Car bombing hits the convoy of General Saleh Al-Sayd, commander of the Security forces in the neighboring southern province of Lahj
A car bomb explosion struck a motorcade of a high-ranking security official in Yemen’s southern port city of Aden on Wednesday afternoon, a government official told Xinhua.
“The car bomb blast hit the convoy of General Saleh Al-Sayd, commander of the Security forces in the neighboring southern province of Lahj when his motorcade was passing through a main street near Aden’s airport,” the local government source said on condition of anonymity.
The source said that the explosion killed at least five guards and two pedestrians, and destroyed an armored vehicle of the official’s convoy.
The security commander who was apparently the main target escaped the attack as he was sitting in another armored vehicle, according to the source.
Following the attack, local security forces were heavily deployed across Khormakser residential neighborhood where the blast occurred and blocked roads.
No group has claimed responsibility for the blast so far. Several local government and security officials were targeted in similar incidents recently in Aden and elsewhere in the war-ravaged Arab country.

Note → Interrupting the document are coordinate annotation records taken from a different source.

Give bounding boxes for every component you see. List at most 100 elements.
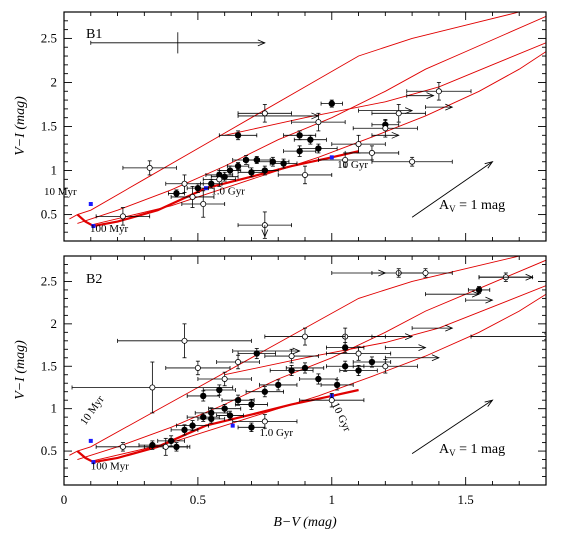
reddening-value: = 1 mag	[456, 442, 506, 457]
age-marker-2	[91, 224, 96, 229]
data-point-open	[261, 110, 268, 117]
reddening-vector	[411, 161, 493, 218]
reddening-symbol: A	[439, 442, 450, 457]
data-point-filled	[269, 158, 277, 165]
isochrone-line	[76, 150, 359, 228]
age-label: 10 Myr	[78, 393, 107, 427]
data-point-filled	[234, 132, 242, 139]
data-point-filled	[208, 180, 215, 187]
data-point-filled	[341, 344, 349, 351]
age-marker-4	[329, 155, 334, 160]
data-point-open	[146, 164, 153, 171]
data-point-open	[181, 180, 188, 187]
reddening-vector	[411, 399, 493, 454]
data-point-open	[395, 110, 402, 117]
panel-b2: 0 0.5 1 1.5 0.5 1 1.5 2 2.5 B2 V−I (mag) B−V (ma…	[13, 255, 547, 530]
data-point-filled	[167, 437, 175, 445]
data-point-filled	[248, 401, 255, 408]
y-tick-label: 1	[51, 163, 58, 178]
x-tick-label: 0.5	[190, 492, 206, 507]
reddening-vector-head	[484, 160, 494, 169]
y-axis-label: V−I (mag)	[13, 340, 28, 400]
axis-ticks: 0.5 1 1.5 2 2.5	[41, 11, 547, 242]
data-point-open	[368, 149, 375, 156]
data-point-open	[119, 213, 126, 220]
reddening-vector-head	[484, 399, 494, 407]
data-point-filled	[301, 364, 309, 372]
age-label: 100 Myr	[90, 223, 129, 235]
reddening-subscript: V	[449, 204, 456, 214]
evolution-track-3	[90, 293, 546, 462]
data-point-filled	[248, 424, 255, 431]
limit-arrow-head	[404, 333, 414, 340]
y-tick-label: 0.5	[41, 207, 57, 222]
data-point-filled	[341, 363, 349, 370]
data-point-open	[382, 363, 389, 370]
data-point-filled	[307, 136, 314, 143]
data-point-filled	[280, 160, 287, 167]
x-tick-label: 1.5	[458, 492, 474, 507]
data-point-open	[315, 119, 322, 126]
age-marker-3	[230, 423, 235, 428]
evolution-track-1	[69, 12, 520, 220]
isochrone-line	[76, 388, 359, 464]
axis-ticks: 0 0.5 1 1.5 0.5 1 1.5 2 2.5	[41, 255, 547, 507]
limit-arrow-head	[471, 290, 481, 298]
data-point-filled	[328, 100, 335, 107]
data-point-open	[301, 171, 308, 178]
evolution-track-1	[69, 256, 520, 456]
data-point-open	[235, 359, 242, 366]
reddening-value: = 1 mag	[456, 198, 506, 213]
data-point-open	[435, 88, 442, 95]
data-point-filled	[149, 441, 156, 449]
limit-arrow-head	[257, 39, 266, 47]
data-point-open	[409, 158, 416, 165]
y-tick-label: 1.5	[41, 358, 57, 373]
y-tick-label: 1	[51, 401, 58, 416]
data-point-filled	[368, 358, 376, 366]
data-point-filled	[275, 381, 282, 389]
data-point-filled	[315, 145, 322, 152]
x-axis-label: B−V (mag)	[273, 515, 337, 530]
data-point-filled	[216, 386, 223, 394]
panel-label: B2	[86, 272, 102, 287]
age-label: 10 Gyr	[337, 159, 368, 171]
x-tick-label: 1	[329, 492, 336, 507]
data-point-filled	[248, 169, 255, 176]
data-point-filled	[288, 367, 295, 374]
limit-arrow-head	[445, 324, 454, 332]
data-point-filled	[221, 173, 228, 180]
data-point-filled	[355, 367, 362, 374]
y-tick-label: 0.5	[41, 443, 57, 458]
limit-arrow-head	[261, 229, 269, 238]
panel-label: B1	[86, 27, 102, 42]
data-point-filled	[234, 162, 242, 170]
data-point-open	[261, 418, 268, 425]
data-points	[71, 268, 546, 456]
data-point-open	[119, 443, 126, 450]
data-point-filled	[296, 132, 303, 139]
data-point-filled	[234, 396, 242, 404]
y-axis-label: V−I (mag)	[13, 96, 28, 156]
data-point-filled	[194, 184, 202, 192]
data-point-open	[216, 176, 223, 183]
limit-arrow-head	[431, 354, 440, 362]
data-point-filled	[173, 190, 180, 197]
data-point-filled	[226, 412, 234, 419]
limit-arrow-head	[418, 344, 427, 351]
reddening-symbol: A	[439, 198, 450, 213]
age-marker-1	[88, 202, 93, 207]
limit-arrow-head	[311, 112, 320, 120]
y-tick-label: 1.5	[41, 119, 57, 134]
data-point-filled	[208, 415, 215, 423]
data-point-open	[221, 375, 228, 382]
data-point-filled	[221, 405, 228, 412]
limit-arrow-head	[485, 296, 494, 304]
data-point-filled	[475, 286, 483, 294]
y-tick-label: 2	[51, 74, 58, 89]
y-tick-label: 2.5	[41, 273, 57, 288]
data-point-open	[181, 337, 188, 344]
data-point-open	[162, 443, 169, 450]
data-point-open	[189, 193, 196, 200]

Considered Yemen’s temporary capital city, Aden is where the Saudi-backed Yemeni government has based itself since 2015.
Local authorities are trying to maintain security and stability in Aden. However, sporadic bombing incidents and drive-by shooting attacks still occur in the strategic Yemeni port city.
Yemen has been mired in a civil war since late 2014 when the Houthis seized control of several northern provinces and forced the internationally-recognized government out of the capital Sanaa
Houthis Urged to lift Siege
UN Special Envoy for Yemen Hans Grundberg said that he has urged the Houthi militia to open main roads to the besieged city of Taiz in southwestern Yemen.
Grundberg noted that he made the appeal when he met on Tuesday with Mohammed Abdulsalam, Houthi’s chief negotiator for the ongoing ceasefire, in Muscat, Oman’s capital.
“We discussed the implementation of the truce, particularly the priority to open roads in Taiz and other governorates,” Grundberg wrote in a tweet, adding that Omani officials and the diplomatic community in Muscat attended the meeting.
“Opening roads is critical to ease the humanitarian suffering of Yemenis and build confidence,” the envoy noted.
On Monday, the UN envoy held a meeting with Rashad Al-Alimi, Chairman of Yemen’s Presidential Leadership Council (PLC) in the Saudi capital of Riyadh, during which the leader of the Yemeni government called for the international community to exert more pressure on the Houthis to fulfill their commitment under the truce agreement.
Ending the Taiz siege is the last major term to be fulfilled under the agreement reached by the country’s warring parties before entering the ceasefire in April.
The government-controlled Taiz, Yemen’s third-largest city, has been under siege since the civil war erupted in Yemen in late 2014. Lifting the blockade would facilitate the movement of citizens and their access to humanitarian aid.